2. If no police officer is present, the driver of any vehicle involved in such accident after fulfilling all other requirements of subsection 1 and NRS 484.219, insofar as possible on his part to be performed, shall forthwith report such accident to the nearest office of a police authority or of the Nevada highway patrol and submit thereto the information specified in subsection 1.
Only NRS 484.219 includes a provision making the failure to remain at the scene of an accident a crime. NRS 484.223 merely describes the duties of one involved in an accident, but the statute does not provide a sanction for failing to fulfill those duties. The only sanction is for leaving the scene of an accident before those duties are fulfilled. Violation of NRS 484.219 does not depend on the number of people injured. The Legislature has stated that the violation is simply leaving the scene of an accident. Since there was only one accident, and one "leaving," the statute allows only one charge of leaving the scene of an accident, regardless of the number of people involved. Counsel clearly should have raised this meritorious issue, and the failure to do so provided Firestone with ineffective assistance of counsel.
We therefore affirm the district court's order in part and reverse it in part. We remand this matter to the district court to vacate two of the convictions for leaving the scene of an accident and for any further proceedings consistent with this opinion.

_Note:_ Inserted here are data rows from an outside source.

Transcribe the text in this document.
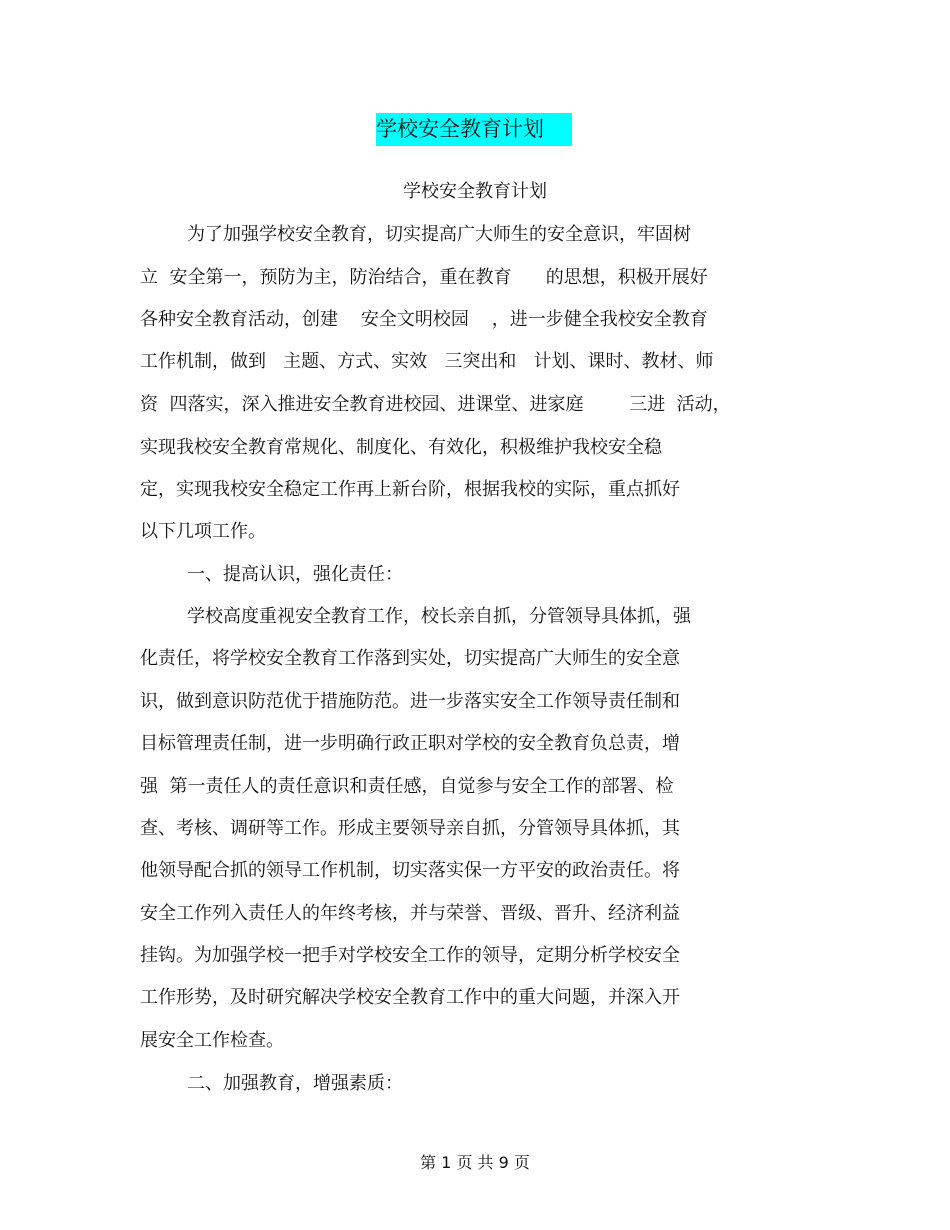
学校安全教育计划
学校安全教育计划
为了加强学校安全教育，切实提高广大师生的安全意识，牢固树
立  安全第一，预防为主，防治结合，重在教育      的思想，积极开展好
各种安全教育活动，创建    安全文明校园    ，进一步健全我校安全教育
工作机制，做到   主题、方式、实效   三突出和   计划、课时、教材、师
资  四落实，深入推进安全教育进校园、进课堂、进家庭        三进  活动，
实现我校安全教育常规化、制度化、有效化，积极维护我校安全稳
定，实现我校安全稳定工作再上新台阶，根据我校的实际，重点抓好
以下几项工作。
一、提高认识，强化责任：
学校高度重视安全教育工作，校长亲自抓，分管领导具体抓，强
化责任，将学校安全教育工作落到实处，切实提高广大师生的安全意
识，做到意识防范优于措施防范。进一步落实安全工作领导责任制和
目标管理责任制，进一步明确行政正职对学校的安全教育负总责，增
强  第一责任人的责任意识和责任感，自觉参与安全工作的部署、检
查、考核、调研等工作。形成主要领导亲自抓，分管领导具体抓，其
他领导配合抓的领导工作机制，切实落实保一方平安的政治责任。将
安全工作列入责任人的年终考核，并与荣誉、晋级、晋升、经济利益
挂钩。为加强学校一把手对学校安全工作的领导，定期分析学校安全
工作形势，及时研究解决学校安全教育工作中的重大问题，并深入开
展安全工作检查。
二、加强教育，增强素质：
第 1 页 共 9 页
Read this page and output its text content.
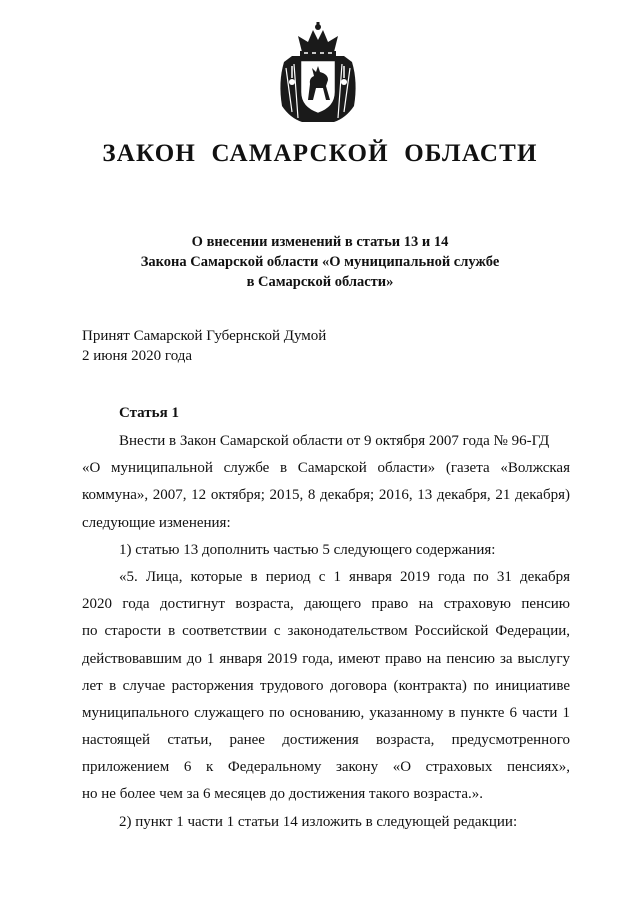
ЗАКОН САМАРСКОЙ ОБЛАСТИ
О внесении изменений в статьи 13 и 14
Закона Самарской области «О муниципальной службе
в Самарской области»
Принят Самарской Губернской Думой
2 июня 2020 года
Статья 1
Внести в Закон Самарской области от 9 октября 2007 года № 96-ГД
«О муниципальной службе в Самарской области» (газета «Волжская
коммуна», 2007, 12 октября; 2015, 8 декабря; 2016, 13 декабря, 21 декабря)
следующие изменения:
1) статью 13 дополнить частью 5 следующего содержания:
«5. Лица, которые в период с 1 января 2019 года по 31 декабря
2020 года достигнут возраста, дающего право на страховую пенсию
по старости в соответствии с законодательством Российской Федерации,
действовавшим до 1 января 2019 года, имеют право на пенсию за выслугу
лет в случае расторжения трудового договора (контракта) по инициативе
муниципального служащего по основанию, указанному в пункте 6 части 1
настоящей статьи, ранее достижения возраста, предусмотренного
приложением 6 к Федеральному закону «О страховых пенсиях»,
но не более чем за 6 месяцев до достижения такого возраста.».
2) пункт 1 части 1 статьи 14 изложить в следующей редакции:
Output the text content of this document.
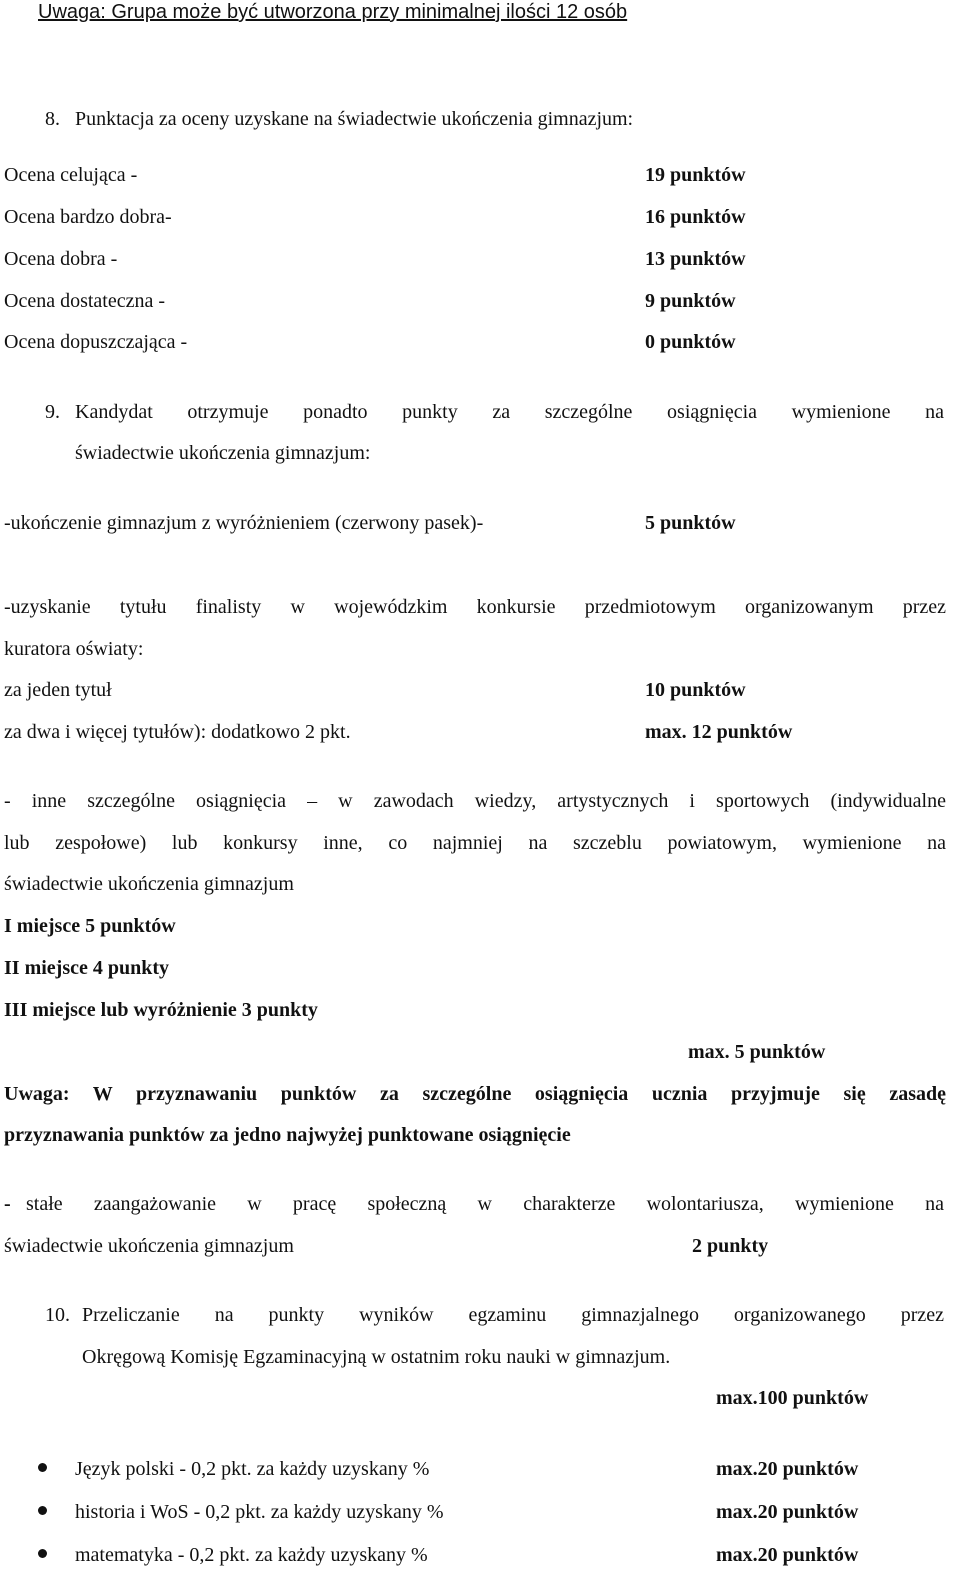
Uwaga: Grupa może być utworzona przy minimalnej ilości 12 osób
8. Punktacja za oceny uzyskane na świadectwie ukończenia gimnazjum:
Ocena celująca -	19 punktów
Ocena bardzo dobra-	16 punktów
Ocena dobra -	13 punktów
Ocena dostateczna -	9 punktów
Ocena dopuszczająca -	0 punktów
9. Kandydat otrzymuje ponadto punkty za szczególne osiągnięcia wymienione na
świadectwie ukończenia gimnazjum:
-ukończenie gimnazjum z wyróżnieniem (czerwony pasek)-	5 punktów
-uzyskanie tytułu finalisty w wojewódzkim konkursie przedmiotowym organizowanym przez
kuratora oświaty:
za jeden tytuł	10 punktów
za dwa i więcej tytułów): dodatkowo 2 pkt.	max. 12 punktów
- inne szczególne osiągnięcia – w zawodach wiedzy, artystycznych i sportowych (indywidualne
lub zespołowe) lub konkursy inne, co najmniej na szczeblu powiatowym, wymienione na
świadectwie ukończenia gimnazjum
I miejsce 5 punktów
II miejsce 4 punkty
III miejsce lub wyróżnienie 3 punkty
max. 5 punktów
Uwaga: W przyznawaniu punktów za szczególne osiągnięcia ucznia przyjmuje się zasadę
przyznawania punktów za jedno najwyżej punktowane osiągnięcie
- stałe zaangażowanie w pracę społeczną w charakterze wolontariusza, wymienione na
świadectwie ukończenia gimnazjum	2 punkty
10. Przeliczanie na punkty wyników egzaminu gimnazjalnego organizowanego przez
Okręgową Komisję Egzaminacyjną w ostatnim roku nauki w gimnazjum.
max.100 punktów
Język polski - 0,2 pkt. za każdy uzyskany %	max.20 punktów
historia i WoS - 0,2 pkt. za każdy uzyskany %	max.20 punktów
matematyka - 0,2 pkt. za każdy uzyskany %	max.20 punktów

AGOSTI, ROSE, BECKER and MAUPIN, JJ., concur.
I respectfully disagree with the majority. In accidents involving drunk driving, we have long established the rule "that a course of conduct resulting in harm to multiple victims gives rise to multiple charges of the offense." Although this case does not involve the drunk driving statute, NRS 484.3795, it involves the same societal interests. The Legislature was concerned with minimizing the injuries in drunk driving accidents when it enacted NRS 484.3795. The same is true for violations of NRS 484.219. The Legislature's motive for enacting both statutes was to protect citizens. This is evidenced by the reference in NRS 484.219 to NRS 484.223, which places a duty on the driver to provide information and give aid.
Since we have upheld multiple convictions based on multiple victims in a drunk driving accident, we should uphold multiple convictions based on multiple victims here as well. Because the Legislature enacted NRS 484.219 for the purpose of protecting the public in the same manner as NRS 484.3795, there should be a separate count for each victim. We should follow established precedent and use the same analogy in this case. Firestone caused a head-on collision which directly injured three individuals. NRS 484.219(1) requires that "[t]he driver of any vehicle involved in an accident on a highway . . . resulting in bodily injury . . . shall remain at the scene of the accident." NRS 484.219 also requires the driver to comply with NRS 484.223 to give information and render aid. Firestone did not comply with the statute because he immediately left the scene of the accident. Firestone did not give the victims any information, nor did he provide needed aid to those suffering from injuries that he caused. A jury found him guilty on three counts of violating NRS 484.219. Firestone's convictions should be upheld in the interest of protecting the public and serving justice. Therefore, I would affirm the order of the district court denying post-conviction relief.